2.    The Head of Primary Care informed the Board that general practices in Surrey Heath had extended opening hours to 8am-8pm to increase GP appointment availability. This would reduce the number of patients going straight to A&E. Patients would be able to call up on the day and make an appointment for the same day. Surgeries will stay closed on weekend and patients will be urged to use the out of hour’s system.  It was expressed that by working together, practices could control wasted appointments.

 

3.    It was highlighted by the Board that communication is a key aspect of making the system work to its best ability. There was agreement that the public could be better informed of the extended surgery opening hours and accessible walk-in centres. It was noted that the main funding was also spent on extendable hours being applied to Nurses and Health care assistants, as well as GPs. The Board were given the example in this area of the Community Assessment and Diagnostics Unit on the Epsom Hospital site which had received good feedback from patients had prompted a meeting with the local press to publicise the services more broadly across the Mole Valley district.

 

4.    It was reported that Healthwatch Surrey’s understanding of current patient experience of general practice is one of deterioration. It was suggested that part of the solution would require partners working together to agree and communicate what patients can expect when accessing their GP. It was stated that some GP practices are very successful in managing appointments in a way which suits patient’s needs, whilst others are not. This remains a priority for Healthwatch Surrey and it will be undertaking further work in this area. It was agreed by the Board that communication is vital when looking at ways to strengthen GP services in Surrey.

 

5.    The Board asked what could be done by CCGs, by working together with the NHS and general practices to create a new model sharing practices in federations and by developing the NHS workforce. The Board were advised that the traditional list system and consistent, personal contact can be diluted by a more federated system but for G&W CCG this was a tolerable change. CCGs do have levers they can use to influence primary care in Surrey for example, they can encourage federation and the new capital funding available for practices required CCG sanction to approve plans.

 

6.    Further to these points, the numbers of doctors in hospitals have been increasing while the numbers of GPs have been declining so there is a role for the Royal Colleges in addressing this. CCGs are working with Health Education England to develop a Community Geriatrician role – merging GP and Geriatrician roles.  The Board asked about an increase role for Pharmacists in the future and were advised that there is a national surplus of Pharmacists with the Government supporting moves into General Practice beginning in areas of highest need first.

 

7.    The Board asked about the lack of equality in funding in different practices in Surrey.

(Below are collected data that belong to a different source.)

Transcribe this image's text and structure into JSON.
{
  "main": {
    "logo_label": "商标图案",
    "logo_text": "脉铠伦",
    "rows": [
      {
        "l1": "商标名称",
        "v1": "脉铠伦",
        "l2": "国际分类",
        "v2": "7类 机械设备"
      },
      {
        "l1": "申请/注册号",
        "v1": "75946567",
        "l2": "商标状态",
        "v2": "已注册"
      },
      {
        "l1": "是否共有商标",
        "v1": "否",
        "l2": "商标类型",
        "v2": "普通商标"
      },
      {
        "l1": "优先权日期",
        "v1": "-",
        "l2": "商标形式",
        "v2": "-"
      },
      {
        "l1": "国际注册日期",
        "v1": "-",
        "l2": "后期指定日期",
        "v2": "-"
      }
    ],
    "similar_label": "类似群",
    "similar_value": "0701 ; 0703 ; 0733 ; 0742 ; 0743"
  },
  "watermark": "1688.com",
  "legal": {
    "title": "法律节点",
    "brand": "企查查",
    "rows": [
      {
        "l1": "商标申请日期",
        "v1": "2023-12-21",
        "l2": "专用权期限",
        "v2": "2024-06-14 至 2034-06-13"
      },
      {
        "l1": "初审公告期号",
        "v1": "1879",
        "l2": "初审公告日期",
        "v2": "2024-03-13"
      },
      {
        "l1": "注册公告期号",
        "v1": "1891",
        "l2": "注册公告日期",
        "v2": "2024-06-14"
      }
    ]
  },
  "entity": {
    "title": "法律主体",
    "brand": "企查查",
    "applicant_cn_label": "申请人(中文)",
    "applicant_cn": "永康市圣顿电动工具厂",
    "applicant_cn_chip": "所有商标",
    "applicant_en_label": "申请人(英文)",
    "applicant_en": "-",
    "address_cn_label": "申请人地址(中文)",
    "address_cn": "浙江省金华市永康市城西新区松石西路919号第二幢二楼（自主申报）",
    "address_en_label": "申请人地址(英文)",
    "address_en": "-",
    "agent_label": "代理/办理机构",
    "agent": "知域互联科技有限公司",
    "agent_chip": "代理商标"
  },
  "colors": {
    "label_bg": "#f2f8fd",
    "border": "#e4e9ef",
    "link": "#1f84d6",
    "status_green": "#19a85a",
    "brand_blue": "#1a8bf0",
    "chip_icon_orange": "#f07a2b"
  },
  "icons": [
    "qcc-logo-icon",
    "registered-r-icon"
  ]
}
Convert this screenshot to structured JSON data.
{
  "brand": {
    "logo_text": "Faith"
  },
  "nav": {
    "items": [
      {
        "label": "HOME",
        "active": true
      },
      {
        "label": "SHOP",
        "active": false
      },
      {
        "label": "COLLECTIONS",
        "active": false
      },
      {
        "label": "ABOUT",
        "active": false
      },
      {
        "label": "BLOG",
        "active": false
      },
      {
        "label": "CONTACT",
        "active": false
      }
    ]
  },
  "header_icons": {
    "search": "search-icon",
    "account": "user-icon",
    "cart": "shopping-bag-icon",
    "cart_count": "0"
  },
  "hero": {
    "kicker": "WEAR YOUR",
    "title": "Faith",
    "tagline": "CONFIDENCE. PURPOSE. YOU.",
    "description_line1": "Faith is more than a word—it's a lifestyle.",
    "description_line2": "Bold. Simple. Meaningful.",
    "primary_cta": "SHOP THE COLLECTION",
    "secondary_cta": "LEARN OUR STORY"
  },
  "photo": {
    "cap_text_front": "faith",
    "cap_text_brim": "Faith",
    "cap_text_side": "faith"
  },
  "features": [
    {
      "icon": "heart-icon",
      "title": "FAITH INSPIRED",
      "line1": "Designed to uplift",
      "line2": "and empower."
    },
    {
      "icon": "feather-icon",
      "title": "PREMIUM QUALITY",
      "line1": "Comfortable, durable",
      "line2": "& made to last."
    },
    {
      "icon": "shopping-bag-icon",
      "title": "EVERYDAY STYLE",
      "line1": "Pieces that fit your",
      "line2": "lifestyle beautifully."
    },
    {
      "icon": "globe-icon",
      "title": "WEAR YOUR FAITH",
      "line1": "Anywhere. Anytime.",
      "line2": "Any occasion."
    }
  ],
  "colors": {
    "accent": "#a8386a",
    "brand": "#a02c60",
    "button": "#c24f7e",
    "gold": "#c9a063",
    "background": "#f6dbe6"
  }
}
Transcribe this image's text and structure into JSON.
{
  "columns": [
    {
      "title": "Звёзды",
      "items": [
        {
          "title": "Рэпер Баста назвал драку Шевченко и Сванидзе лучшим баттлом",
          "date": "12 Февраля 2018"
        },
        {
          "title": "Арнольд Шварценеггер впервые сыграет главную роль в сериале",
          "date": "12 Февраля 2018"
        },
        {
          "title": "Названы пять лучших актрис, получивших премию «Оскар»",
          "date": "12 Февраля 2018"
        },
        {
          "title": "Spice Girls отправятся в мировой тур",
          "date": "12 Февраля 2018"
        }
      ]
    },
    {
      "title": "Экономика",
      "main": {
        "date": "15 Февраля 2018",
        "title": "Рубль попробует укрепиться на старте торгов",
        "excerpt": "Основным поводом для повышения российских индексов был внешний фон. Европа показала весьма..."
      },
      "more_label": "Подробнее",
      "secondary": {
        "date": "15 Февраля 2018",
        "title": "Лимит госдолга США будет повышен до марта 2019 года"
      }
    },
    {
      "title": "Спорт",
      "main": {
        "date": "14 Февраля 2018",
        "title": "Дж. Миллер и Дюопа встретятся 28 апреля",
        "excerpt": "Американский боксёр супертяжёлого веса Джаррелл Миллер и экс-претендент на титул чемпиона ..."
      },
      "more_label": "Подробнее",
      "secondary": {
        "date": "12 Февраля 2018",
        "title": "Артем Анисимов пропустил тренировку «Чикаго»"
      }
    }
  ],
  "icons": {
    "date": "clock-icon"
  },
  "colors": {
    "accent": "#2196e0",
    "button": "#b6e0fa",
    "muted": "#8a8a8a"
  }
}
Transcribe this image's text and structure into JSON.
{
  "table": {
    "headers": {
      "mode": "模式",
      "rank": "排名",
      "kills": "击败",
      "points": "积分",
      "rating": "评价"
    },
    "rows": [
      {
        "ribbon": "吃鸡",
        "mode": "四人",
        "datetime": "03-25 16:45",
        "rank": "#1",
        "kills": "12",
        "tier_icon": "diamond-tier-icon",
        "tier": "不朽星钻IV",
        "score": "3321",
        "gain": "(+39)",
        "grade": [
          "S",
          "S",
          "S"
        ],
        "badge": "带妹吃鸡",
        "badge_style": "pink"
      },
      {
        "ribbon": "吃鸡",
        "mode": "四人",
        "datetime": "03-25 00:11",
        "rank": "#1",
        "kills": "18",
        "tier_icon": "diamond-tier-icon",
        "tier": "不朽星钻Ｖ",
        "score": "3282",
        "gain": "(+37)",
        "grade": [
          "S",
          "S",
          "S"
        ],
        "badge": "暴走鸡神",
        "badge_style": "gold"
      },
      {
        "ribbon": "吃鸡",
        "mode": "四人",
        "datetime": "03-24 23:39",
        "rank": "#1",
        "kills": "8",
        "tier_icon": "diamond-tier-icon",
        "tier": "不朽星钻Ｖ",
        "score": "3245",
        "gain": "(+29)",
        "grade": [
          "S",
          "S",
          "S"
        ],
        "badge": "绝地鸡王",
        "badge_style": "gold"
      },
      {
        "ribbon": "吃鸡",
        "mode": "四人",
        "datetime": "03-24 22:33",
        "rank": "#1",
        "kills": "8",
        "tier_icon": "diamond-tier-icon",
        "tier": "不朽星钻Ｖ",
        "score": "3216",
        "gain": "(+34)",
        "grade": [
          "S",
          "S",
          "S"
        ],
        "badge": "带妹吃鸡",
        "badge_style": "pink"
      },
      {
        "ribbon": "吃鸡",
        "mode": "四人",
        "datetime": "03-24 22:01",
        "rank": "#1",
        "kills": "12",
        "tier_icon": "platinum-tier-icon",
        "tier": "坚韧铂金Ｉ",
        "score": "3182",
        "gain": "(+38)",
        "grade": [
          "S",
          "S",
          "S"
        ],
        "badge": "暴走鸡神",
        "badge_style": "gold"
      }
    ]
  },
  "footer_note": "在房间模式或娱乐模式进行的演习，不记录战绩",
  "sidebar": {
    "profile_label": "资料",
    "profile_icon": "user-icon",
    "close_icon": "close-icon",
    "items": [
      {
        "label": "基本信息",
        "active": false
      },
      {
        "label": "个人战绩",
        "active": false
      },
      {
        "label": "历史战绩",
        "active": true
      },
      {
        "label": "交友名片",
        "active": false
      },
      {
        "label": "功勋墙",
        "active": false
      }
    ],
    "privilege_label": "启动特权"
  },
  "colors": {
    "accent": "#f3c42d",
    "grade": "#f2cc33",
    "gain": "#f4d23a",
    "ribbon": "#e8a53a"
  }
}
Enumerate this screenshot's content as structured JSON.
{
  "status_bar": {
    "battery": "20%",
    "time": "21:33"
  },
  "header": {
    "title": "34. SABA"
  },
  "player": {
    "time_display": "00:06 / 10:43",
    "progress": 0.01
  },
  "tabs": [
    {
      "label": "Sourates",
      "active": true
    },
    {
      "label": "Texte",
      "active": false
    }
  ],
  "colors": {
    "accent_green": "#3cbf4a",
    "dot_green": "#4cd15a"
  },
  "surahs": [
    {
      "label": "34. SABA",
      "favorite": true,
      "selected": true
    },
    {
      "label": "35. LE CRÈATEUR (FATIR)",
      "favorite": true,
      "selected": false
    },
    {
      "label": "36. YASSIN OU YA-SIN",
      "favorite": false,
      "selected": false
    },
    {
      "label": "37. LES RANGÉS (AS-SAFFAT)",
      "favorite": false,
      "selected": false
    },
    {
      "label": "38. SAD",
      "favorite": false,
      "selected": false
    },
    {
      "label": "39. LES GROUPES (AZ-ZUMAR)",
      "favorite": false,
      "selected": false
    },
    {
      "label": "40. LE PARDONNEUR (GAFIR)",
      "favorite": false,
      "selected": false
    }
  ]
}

The Acting Clinical Chief Officer stated that she was very well aware of the inadequate funding of different practices and were currently coming up with ways to solve this issue, including integration of two practices. The CCG leaders discussed the limitation of the Carr-Hill resource allocation formula which is based on deprivation. For example, Surrey Downs CCG is the second most affluent area in England so their funding is affected despite an elderly population and high prevalence of learning disabilities. However, caution was added when it was suggested this was raised with NHS England as it would be a tough sell for Surrey CCGs when their situation was compared with an area of high deprivation such as NHS Tower Hamlets.

 

Recommendations:

·         The Board recognises the need for effective communications with patients and the public and recommends that the Surrey Health and Wellbeing Board works with the NHS England Communications Team to explore publicity relating to expectation of delivery of primary care services.

 

·         The Scrutiny Board will schedule further scrutiny on new models of local delivery of primary care.